彼は三ヶ月ほど前に大学の中庭にあるなんだかしゃれたベンチで、天気の話でもするように私に告白をした。
私はその時別段好きな人もいなかったから、暇つぶしくらいの気持ちで承諾したのだった。
しかし、山口くんの告白の理由は変わっていて、私と苗字が同じだから気になって、というものだった。
それだけの理由でよく告白などするものだと思いはしたけれど、私を好きだと言うのならそれは嬉しいことで、断る理由も見あたらなかった。
彼との仲は良好だが、やはり彼は他の学生とは少し違っていると思った。
とんでもなく難しい理論をふと展開してきたと思えば、キックベースを聞いたこともないと言うし、かと思えばピエロを描くつもりがサンタを描いたりした。
しかし彼のそんなところが新鮮で、飽きないから別れようとは思わなかった。
彼といるのは楽しい。
私が山口くんのことを心から好きかと聞かれたらわからないとしか答えられないが、少なくとも不満になど微塵も思っていないのだった。
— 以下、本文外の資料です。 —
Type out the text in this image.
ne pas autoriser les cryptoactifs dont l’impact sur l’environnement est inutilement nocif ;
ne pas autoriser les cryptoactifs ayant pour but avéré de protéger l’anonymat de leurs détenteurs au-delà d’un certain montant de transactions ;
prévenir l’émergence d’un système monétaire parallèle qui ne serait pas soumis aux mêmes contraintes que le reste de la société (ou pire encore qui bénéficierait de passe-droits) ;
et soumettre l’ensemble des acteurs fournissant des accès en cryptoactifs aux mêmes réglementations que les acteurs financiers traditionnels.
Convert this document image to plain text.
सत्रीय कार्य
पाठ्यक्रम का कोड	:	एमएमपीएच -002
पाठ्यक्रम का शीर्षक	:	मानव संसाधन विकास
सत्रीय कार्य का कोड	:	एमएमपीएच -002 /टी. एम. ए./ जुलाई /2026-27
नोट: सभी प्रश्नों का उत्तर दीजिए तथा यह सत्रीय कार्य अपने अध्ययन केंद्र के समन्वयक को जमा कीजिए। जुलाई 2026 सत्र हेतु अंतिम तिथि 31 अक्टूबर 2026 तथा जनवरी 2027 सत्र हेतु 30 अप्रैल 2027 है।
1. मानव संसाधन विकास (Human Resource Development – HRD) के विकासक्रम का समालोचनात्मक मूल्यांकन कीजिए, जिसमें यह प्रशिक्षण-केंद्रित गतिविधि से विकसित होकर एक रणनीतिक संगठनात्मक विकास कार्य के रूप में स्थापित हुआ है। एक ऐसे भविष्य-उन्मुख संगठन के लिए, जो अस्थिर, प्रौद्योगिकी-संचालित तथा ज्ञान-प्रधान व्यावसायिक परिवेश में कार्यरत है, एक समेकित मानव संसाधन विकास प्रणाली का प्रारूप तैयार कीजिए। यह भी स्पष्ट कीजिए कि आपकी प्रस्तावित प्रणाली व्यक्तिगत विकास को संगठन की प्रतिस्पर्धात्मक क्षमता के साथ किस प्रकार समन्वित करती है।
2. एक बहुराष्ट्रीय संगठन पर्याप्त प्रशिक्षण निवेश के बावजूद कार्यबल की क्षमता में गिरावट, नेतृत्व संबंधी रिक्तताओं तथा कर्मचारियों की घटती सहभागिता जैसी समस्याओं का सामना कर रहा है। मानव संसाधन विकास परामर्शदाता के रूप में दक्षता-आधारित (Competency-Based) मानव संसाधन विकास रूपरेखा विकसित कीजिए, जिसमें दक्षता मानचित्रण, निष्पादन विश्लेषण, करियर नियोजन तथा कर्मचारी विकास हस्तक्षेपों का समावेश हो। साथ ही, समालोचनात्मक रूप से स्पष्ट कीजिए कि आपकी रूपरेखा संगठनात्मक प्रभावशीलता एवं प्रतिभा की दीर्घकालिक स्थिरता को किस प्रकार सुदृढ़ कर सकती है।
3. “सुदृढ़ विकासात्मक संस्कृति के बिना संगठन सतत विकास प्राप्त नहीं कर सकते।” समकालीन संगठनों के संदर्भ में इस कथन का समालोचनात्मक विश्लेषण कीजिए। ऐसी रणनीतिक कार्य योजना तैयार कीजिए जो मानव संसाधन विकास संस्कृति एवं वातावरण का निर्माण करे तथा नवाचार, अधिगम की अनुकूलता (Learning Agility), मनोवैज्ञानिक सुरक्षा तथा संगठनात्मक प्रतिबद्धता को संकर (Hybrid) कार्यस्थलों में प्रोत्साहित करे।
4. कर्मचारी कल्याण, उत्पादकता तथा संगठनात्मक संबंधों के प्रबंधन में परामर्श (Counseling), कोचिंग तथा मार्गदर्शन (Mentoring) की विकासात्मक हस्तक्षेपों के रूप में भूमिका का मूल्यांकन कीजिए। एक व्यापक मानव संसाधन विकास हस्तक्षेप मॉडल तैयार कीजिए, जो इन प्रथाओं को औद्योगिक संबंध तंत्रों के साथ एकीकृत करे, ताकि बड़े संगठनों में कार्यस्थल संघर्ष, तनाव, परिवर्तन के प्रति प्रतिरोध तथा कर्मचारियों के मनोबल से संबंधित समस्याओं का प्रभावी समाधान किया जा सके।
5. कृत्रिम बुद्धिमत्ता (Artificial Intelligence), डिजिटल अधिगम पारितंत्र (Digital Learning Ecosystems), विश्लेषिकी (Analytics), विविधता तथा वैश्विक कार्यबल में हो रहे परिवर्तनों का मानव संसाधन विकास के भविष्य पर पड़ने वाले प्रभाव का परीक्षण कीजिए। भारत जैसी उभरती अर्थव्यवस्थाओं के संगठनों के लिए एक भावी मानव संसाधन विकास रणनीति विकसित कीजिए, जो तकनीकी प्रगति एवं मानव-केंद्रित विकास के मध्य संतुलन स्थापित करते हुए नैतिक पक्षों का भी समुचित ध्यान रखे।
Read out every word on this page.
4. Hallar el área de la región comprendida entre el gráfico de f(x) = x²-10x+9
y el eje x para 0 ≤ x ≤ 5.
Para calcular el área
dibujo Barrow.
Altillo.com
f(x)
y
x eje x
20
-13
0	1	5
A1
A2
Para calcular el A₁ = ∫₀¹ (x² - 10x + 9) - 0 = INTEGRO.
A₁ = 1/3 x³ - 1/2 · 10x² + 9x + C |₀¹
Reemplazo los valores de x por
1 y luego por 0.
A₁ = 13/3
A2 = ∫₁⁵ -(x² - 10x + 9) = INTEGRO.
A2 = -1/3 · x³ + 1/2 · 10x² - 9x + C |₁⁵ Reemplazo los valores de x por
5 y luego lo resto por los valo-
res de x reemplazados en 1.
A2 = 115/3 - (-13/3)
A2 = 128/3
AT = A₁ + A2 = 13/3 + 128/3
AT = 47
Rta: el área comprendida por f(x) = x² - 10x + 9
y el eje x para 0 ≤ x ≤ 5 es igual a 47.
とはいえさすがに風邪をひいた時にお見舞いとしてリンゴを目の前で握りつぶして提供されたときは、さすがに私も驚いて静かに種をより分けることしかできなかった。
床が濡れてしまったので、私の鼻水を吸収するばかりだった残り少ないティッシュでりんご果汁を拭きとりながら何の気なしに笑って言ってみた。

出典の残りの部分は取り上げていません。